Dans un entretien accordé à plusieurs quotidiens régionaux, le Premier ministre Sébastien Lecornu a dressé un bilan des derniers mois et esquissé la feuille de route de son gouvernement pour les temps à venir, laissant entendre sa volonté de rester en poste pour la durée.
Revenant sur l’adoption difficile du budget dans un Parlement sans majorité absolue, le chef du gouvernement a reconnu que la situation avait été périlleuse, évitant de justesse, selon ses termes, une issue grave. Il a défendu la stratégie de négociation qui a été la sienne, arguant que dialoguer avec la gauche républicaine était la seule alternative viable à une alliance impensable avec l’extrême droite. Une position qui continue de susciter des tensions au sein de la majorité présidentielle.
S’exprimant avec une certaine retenue, Lecornu a rejeté toute idée de triomphe personnel, insistant sur la priorité donnée à l’intérêt national, même au prix de décisions contraires à ses convictions.

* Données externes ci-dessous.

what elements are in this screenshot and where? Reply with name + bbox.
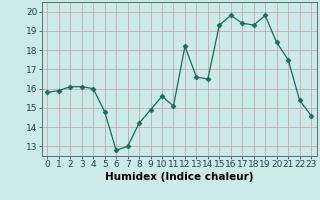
X-axis label: Humidex (Indice chaleur): Humidex (Indice chaleur)	[105, 172, 253, 182]
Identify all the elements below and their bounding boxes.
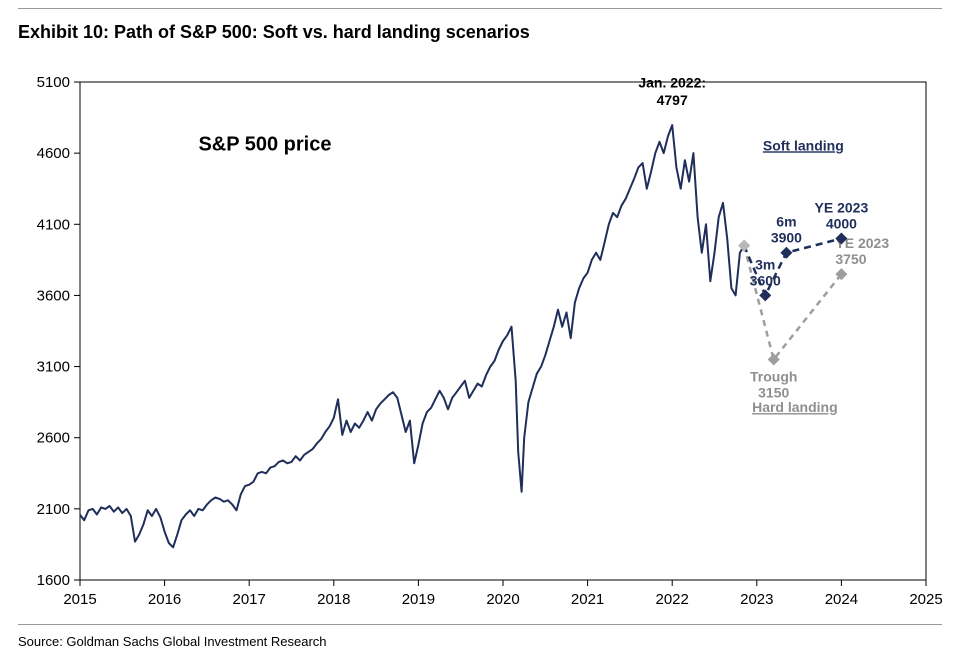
historical-line	[80, 125, 744, 547]
hard-ye-label-bot: 3750	[835, 251, 866, 267]
y-tick-label: 2600	[37, 430, 70, 447]
x-tick-label: 2021	[571, 591, 604, 608]
marker-diamond	[738, 240, 750, 252]
soft-landing-title: Soft landing	[763, 137, 844, 153]
hard-trough-label-bot: 3150	[758, 384, 789, 400]
soft-point-label-bot: 4000	[826, 216, 857, 232]
soft-point-label-bot: 3600	[750, 272, 781, 288]
x-tick-label: 2025	[909, 591, 942, 608]
x-tick-label: 2015	[63, 591, 96, 608]
y-tick-label: 4600	[37, 145, 70, 162]
y-tick-label: 4100	[37, 216, 70, 233]
y-tick-label: 3100	[37, 359, 70, 376]
x-tick-label: 2017	[233, 591, 266, 608]
hard-trough-label-top: Trough	[750, 368, 797, 384]
x-tick-label: 2019	[402, 591, 435, 608]
x-tick-label: 2020	[486, 591, 519, 608]
marker-diamond	[759, 289, 771, 301]
x-tick-label: 2022	[656, 591, 689, 608]
line-chart: 1600 2100 2600 3100 3600 4100 4600 5100 2015 2016…	[18, 60, 942, 615]
soft-point-label-top: 3m	[755, 256, 775, 272]
soft-point-label-top: 6m	[776, 214, 796, 230]
y-tick-label: 1600	[37, 572, 70, 589]
bottom-rule	[18, 624, 942, 625]
series-label: S&P 500 price	[198, 133, 331, 155]
marker-diamond	[780, 247, 792, 259]
exhibit-title: Exhibit 10: Path of S&P 500: Soft vs. ha…	[18, 22, 530, 43]
y-tick-label: 3600	[37, 287, 70, 304]
x-tick-label: 2018	[317, 591, 350, 608]
soft-point-label-top: YE 2023	[815, 200, 869, 216]
x-tick-label: 2016	[148, 591, 181, 608]
peak-label-top: Jan. 2022:	[638, 75, 706, 91]
hard-landing-title: Hard landing	[752, 399, 838, 415]
y-tick-label: 2100	[37, 501, 70, 518]
chart-container: 1600 2100 2600 3100 3600 4100 4600 5100 2015 2016…	[18, 60, 942, 615]
peak-label-bot: 4797	[657, 92, 688, 108]
top-rule	[18, 8, 942, 9]
x-tick-label: 2023	[740, 591, 773, 608]
x-tick-label: 2024	[825, 591, 858, 608]
y-tick-label: 5100	[37, 74, 70, 91]
source-text: Source: Goldman Sachs Global Investment …	[18, 634, 327, 649]
soft-point-label-bot: 3900	[771, 230, 802, 246]
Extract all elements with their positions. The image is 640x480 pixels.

Il a fermement distingué les partis de gouvernement, avec lesquels le compromis est possible, des forces qu’il accuse, à l’extrême gauche et à l’extrême droite, de chercher à entraver le fonctionnement des institutions.
Tourné vers l’avenir, le Premier ministre a annoncé une série de réformes à venir. Une loi d’urgence est prévue pour le secteur agricole, tandis que la renégociation de la Politique Agricole Commune (PAC) figurera parmi les dossiers majeurs des prochaines années. Un « grand acte » de décentralisation est également à l’étude, visant à redéfinir les compétences de l’État et des collectivités locales. Des sujets sensibles comme la réforme de l’Aide Médicale d’État (AME) ou la feuille de route énergétique sont également dans le collimateur du gouvernement.

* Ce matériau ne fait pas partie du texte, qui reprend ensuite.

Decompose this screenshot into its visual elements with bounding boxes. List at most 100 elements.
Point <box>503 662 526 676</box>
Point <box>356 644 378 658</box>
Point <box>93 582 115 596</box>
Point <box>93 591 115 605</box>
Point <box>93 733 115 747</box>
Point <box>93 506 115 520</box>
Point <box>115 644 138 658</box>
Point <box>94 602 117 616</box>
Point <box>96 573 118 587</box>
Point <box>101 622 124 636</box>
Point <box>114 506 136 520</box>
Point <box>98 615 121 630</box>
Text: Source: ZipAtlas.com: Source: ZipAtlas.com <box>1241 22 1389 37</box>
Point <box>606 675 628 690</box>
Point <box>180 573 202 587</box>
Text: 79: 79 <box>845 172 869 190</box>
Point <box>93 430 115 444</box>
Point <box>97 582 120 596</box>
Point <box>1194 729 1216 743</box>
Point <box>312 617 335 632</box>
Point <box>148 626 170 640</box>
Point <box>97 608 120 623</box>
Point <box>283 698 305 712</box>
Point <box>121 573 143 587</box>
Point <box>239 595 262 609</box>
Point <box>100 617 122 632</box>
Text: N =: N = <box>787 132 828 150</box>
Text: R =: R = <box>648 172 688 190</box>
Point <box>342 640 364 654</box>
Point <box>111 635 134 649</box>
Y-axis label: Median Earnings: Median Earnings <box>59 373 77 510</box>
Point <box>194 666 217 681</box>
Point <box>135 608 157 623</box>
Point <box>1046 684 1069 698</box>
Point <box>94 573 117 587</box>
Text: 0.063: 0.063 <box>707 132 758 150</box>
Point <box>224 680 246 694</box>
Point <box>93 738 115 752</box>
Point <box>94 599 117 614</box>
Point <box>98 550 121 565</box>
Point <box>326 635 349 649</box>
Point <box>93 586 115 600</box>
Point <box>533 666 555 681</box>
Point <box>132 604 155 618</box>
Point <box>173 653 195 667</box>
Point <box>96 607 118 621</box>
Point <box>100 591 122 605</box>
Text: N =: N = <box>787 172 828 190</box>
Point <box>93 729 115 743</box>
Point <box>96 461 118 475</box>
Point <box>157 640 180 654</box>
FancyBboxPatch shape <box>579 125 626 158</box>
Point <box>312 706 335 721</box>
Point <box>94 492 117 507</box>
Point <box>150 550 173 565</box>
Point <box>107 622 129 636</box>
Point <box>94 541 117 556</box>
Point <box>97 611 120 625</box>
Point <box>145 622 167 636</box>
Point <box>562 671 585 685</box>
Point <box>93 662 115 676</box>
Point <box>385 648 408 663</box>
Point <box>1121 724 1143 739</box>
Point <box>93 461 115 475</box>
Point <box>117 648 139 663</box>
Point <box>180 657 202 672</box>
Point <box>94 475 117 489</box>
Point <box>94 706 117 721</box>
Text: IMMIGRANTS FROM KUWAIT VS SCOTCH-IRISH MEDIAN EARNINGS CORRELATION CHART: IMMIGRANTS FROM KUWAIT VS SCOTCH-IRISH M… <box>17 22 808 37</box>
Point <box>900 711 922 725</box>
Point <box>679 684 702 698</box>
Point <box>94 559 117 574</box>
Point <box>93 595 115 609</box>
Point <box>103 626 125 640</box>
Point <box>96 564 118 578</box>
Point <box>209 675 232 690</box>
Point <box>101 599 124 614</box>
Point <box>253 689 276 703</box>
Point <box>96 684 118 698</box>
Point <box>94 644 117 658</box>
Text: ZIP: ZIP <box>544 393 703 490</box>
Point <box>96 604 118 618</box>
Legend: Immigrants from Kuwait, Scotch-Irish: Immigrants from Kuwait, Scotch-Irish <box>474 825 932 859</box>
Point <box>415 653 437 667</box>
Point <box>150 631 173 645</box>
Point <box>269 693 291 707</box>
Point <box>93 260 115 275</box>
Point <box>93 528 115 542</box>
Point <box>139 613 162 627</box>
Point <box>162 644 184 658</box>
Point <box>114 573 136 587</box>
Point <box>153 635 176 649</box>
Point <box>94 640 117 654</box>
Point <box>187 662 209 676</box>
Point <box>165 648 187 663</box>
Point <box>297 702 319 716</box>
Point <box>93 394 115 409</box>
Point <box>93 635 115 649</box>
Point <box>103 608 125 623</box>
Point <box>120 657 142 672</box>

Cet agenda chargé semble indiquer que Sébastien Lecornu ne se voit pas comme un Premier ministre de transition. Il a clairement laissé entendre son souhait de poursuivre sa mission jusqu’au terme du quinquennat, estimant que l’instabilité gouvernementale a trop coûté au pays par le passé. Tout en confirmant qu’il ne serait pas candidat à la prochaine élection présidentielle, il a annoncé un prochain « ajustement » de son équipe gouvernementale, distinct d’un remaniement en bonne et due forme.